Birgit Kanz: Organisatorin der Griesheimer Sonntagskonzerte
Birgit Kanz hat ihr Cello geschultert, beim Yoga war sie auch, „ich versuche meine beiden Hobbys immer an einem Vormittag unterzubringen“ – sagt die auf Botanik spezialisierte Biologin, Geschäftsführerin eines Planungsbüros in Darmstadt-Eberstadt – und nimmt entspannt an diesem „freien Vormittag“ Platz, um zu erzählen, wie sie obendrein die Reihe „Griesheimer Sonntagskonzerte“ organisiert.

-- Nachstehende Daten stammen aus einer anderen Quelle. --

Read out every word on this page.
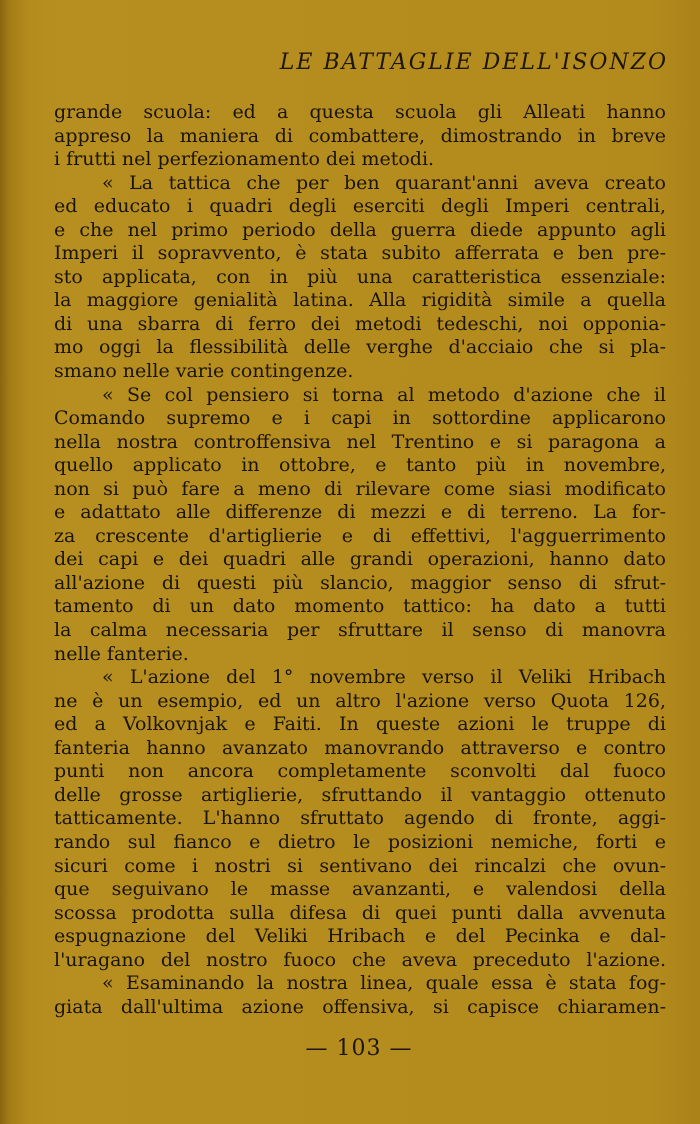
LE BATTAGLIE DELL'ISONZO
grande scuola: ed a questa scuola gli Alleati hanno
appreso la maniera di combattere, dimostrando in breve
i frutti nel perfezionamento dei metodi.
« La tattica che per ben quarant'anni aveva creato
ed educato i quadri degli eserciti degli Imperi centrali,
e che nel primo periodo della guerra diede appunto agli
Imperi il sopravvento, è stata subito afferrata e ben pre-
sto applicata, con in più una caratteristica essenziale:
la maggiore genialità latina. Alla rigidità simile a quella
di una sbarra di ferro dei metodi tedeschi, noi opponia-
mo oggi la flessibilità delle verghe d'acciaio che si pla-
smano nelle varie contingenze.
« Se col pensiero si torna al metodo d'azione che il
Comando supremo e i capi in sottordine applicarono
nella nostra controffensiva nel Trentino e si paragona a
quello applicato in ottobre, e tanto più in novembre,
non si può fare a meno di rilevare come siasi modificato
e adattato alle differenze di mezzi e di terreno. La for-
za crescente d'artiglierie e di effettivi, l'agguerrimento
dei capi e dei quadri alle grandi operazioni, hanno dato
all'azione di questi più slancio, maggior senso di sfrut-
tamento di un dato momento tattico: ha dato a tutti
la calma necessaria per sfruttare il senso di manovra
nelle fanterie.
« L'azione del 1° novembre verso il Veliki Hribach
ne è un esempio, ed un altro l'azione verso Quota 126,
ed a Volkovnjak e Faiti. In queste azioni le truppe di
fanteria hanno avanzato manovrando attraverso e contro
punti non ancora completamente sconvolti dal fuoco
delle grosse artiglierie, sfruttando il vantaggio ottenuto
tatticamente. L'hanno sfruttato agendo di fronte, aggi-
rando sul fianco e dietro le posizioni nemiche, forti e
sicuri come i nostri si sentivano dei rincalzi che ovun-
que seguivano le masse avanzanti, e valendosi della
scossa prodotta sulla difesa di quei punti dalla avvenuta
espugnazione del Veliki Hribach e del Pecinka e dal-
l'uragano del nostro fuoco che aveva preceduto l'azione.
« Esaminando la nostra linea, quale essa è stata fog-
giata dall'ultima azione offensiva, si capisce chiaramen-
— 103 —
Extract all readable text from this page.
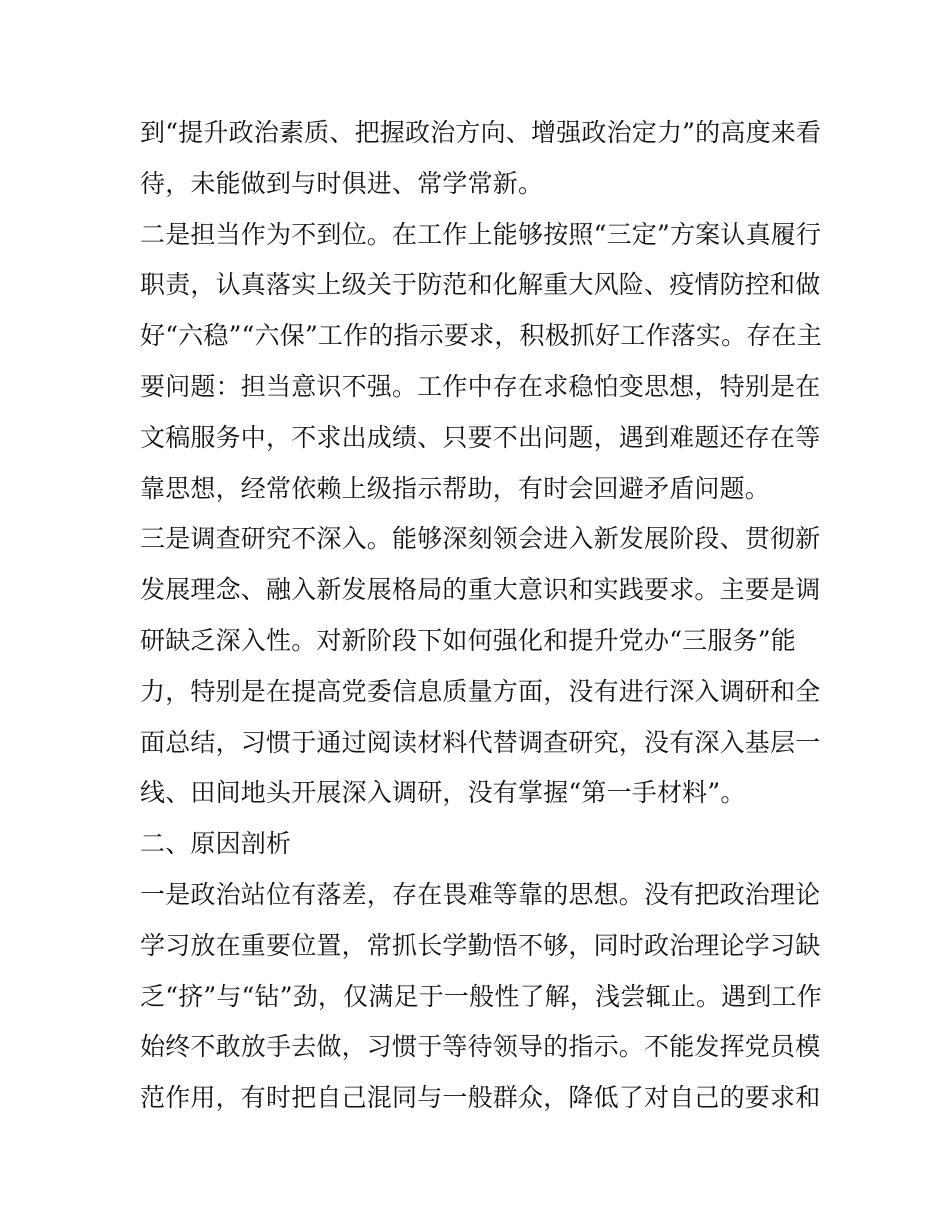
到“提升政治素质、把握政治方向、增强政治定力”的高度来看
待，未能做到与时俱进、常学常新。
二是担当作为不到位。在工作上能够按照“三定”方案认真履行
职责，认真落实上级关于防范和化解重大风险、疫情防控和做
好“六稳”“六保”工作的指示要求，积极抓好工作落实。存在主
要问题：担当意识不强。工作中存在求稳怕变思想，特别是在
文稿服务中，不求出成绩、只要不出问题，遇到难题还存在等
靠思想，经常依赖上级指示帮助，有时会回避矛盾问题。
三是调查研究不深入。能够深刻领会进入新发展阶段、贯彻新
发展理念、融入新发展格局的重大意识和实践要求。主要是调
研缺乏深入性。对新阶段下如何强化和提升党办“三服务”能
力，特别是在提高党委信息质量方面，没有进行深入调研和全
面总结，习惯于通过阅读材料代替调查研究，没有深入基层一
线、田间地头开展深入调研，没有掌握“第一手材料”。
二、原因剖析
一是政治站位有落差，存在畏难等靠的思想。没有把政治理论
学习放在重要位置，常抓长学勤悟不够，同时政治理论学习缺
乏“挤”与“钻”劲，仅满足于一般性了解，浅尝辄止。遇到工作
始终不敢放手去做，习惯于等待领导的指示。不能发挥党员模
范作用，有时把自己混同与一般群众，降低了对自己的要求和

Hochqualitatives, Klassisches und Überraschendes wird in der evangelischen Segenskirche, Alte Falterstraße 6, in Frankfurt-Griesheim in dieser Reihe geboten. Der nächste Termin steht an am Sonntag, 28. September 2025, wie immer um 18 Uhr: Antonio Vivaldis „Vier Jahreszeiten“. Das klingt erstmal nach Top Ten Klassik-Chart, leider allzu oft auf Dauerberieselungsformat gebracht. Doch unter dem Motto „Mal anders“ wird das Werk des Barockkomponisten innovativ aufgeführt von Mevan Younes, Buzuq, Aleksej Zaharenka, Saxophon, Tobias Hoffmann, Cello, Anastaia Suvorov, Cembalo, und Heide Neddens, Blockflöte. Kanz ist gewiss: „So haben sie es noch nicht gehört“.
Beim Saisonabschluss 2025 am Sonntag, 19. Oktober, dreht sich das Programm um die italienische Ordensfrau Isabella Leonarda, eine „ungemein produktive Komponistin und Musikpädagogin“ – aber nicht vielen bekannt. Kanz kann bei diesem Konzert auf eine besondere Verbindung zählen, ihre Cellolehrerin, Uta Kempkes, die auch Konzertmusikerin ist, wirkt auf einem barocken Instrument mit.
Über das geschulterte Cello kam Kanz 2003, wenige Jahre nach ihrem Umzug nach Griesheim, mit der Gemeinde in Kontakt. „Der Pfarrer hat mich auf der Straße angesprochen“, erzählt die 59-Jährige. Bei Taizé-Andachten wirkte sie daraufhin mit, strich bei gemeindlichen „Adventsfenstern“ das Cello. Die promovierte Naturwissenschaftlerin ließ sich für den Kirchenvorstand werben, Schwerpunkt Musik, inzwischen ist sie in der zweiten Amtsperiode dabei.
Mitte der Neunziger Jahre hat die Gemeinde an der Alten Falterstraße eine Sauer-Orgel einbauen lassen, „ein ganz besonderes Instrument“, findet Kanz. Brigitte Babbe, in der Gemeinde und stadtweit für die evangelische Kirche engagiert, etablierte daraufhin eine Sommerkonzertreihe. Kanz hat sie zu Sonntagskonzerten fortentwickelt. Fünf Mal im Jahr, zwischen Frühjahr und Herbst, „und nie in den Ferien“.
60 bis 80 Leute kommen durchschnittlich zu diesen Konzerten in die aus dem 19. Jahrhundert stammende Kirche im Frankfurter Westen – „ein Schmuckstück nach aufwändiger Renovierung, mit sehr guter Akustik“, so Kanz. In Griesheim Ansässige sitzen in den Reihen, aber auch Musikfans aus der weiteren Umgebung. Die Konzerte haben einen Ruf erworben: Geboten wird Besonderes, umgesetzt von Bühnenerprobten. Probleme mit der Akquise von Musizierenden habe sie nicht, erzählt Birgit Kanz. Es habe sich unter Profis verbreitet, „hier kommen spannende Auftritte zustande“. Aus der weiteren Umgebung reisen die Ensembles an, „zu der Hochschule für Musik und Darstellende Kunst habe ich einen guten Draht“, sagt die Programmmacherin.
Schwieriger als das Gewinnen von Mitwirkenden ist die Akquise des erforderlichen Geldes, der Eintritt zu den Konzerten ist kostenlos. Die Honorare der auftretenden Profis haben angezogen. Manche holen in Corona-Zeiten ausgefallene Gagen nach, muss aber nicht sein. „Die Leute sind sich ihrer Qualitäten bewusst“, sagt Birgit Kanz, und das sei auch gut so.
Tickets verkaufen möchte Kanz jedoch nicht. „Eintritt frei – herzlich willkommen“, heißt es auf den Ankündigungen. Schwellenangst soll es bei den Griesheimer Sonntagskonzerten nicht geben.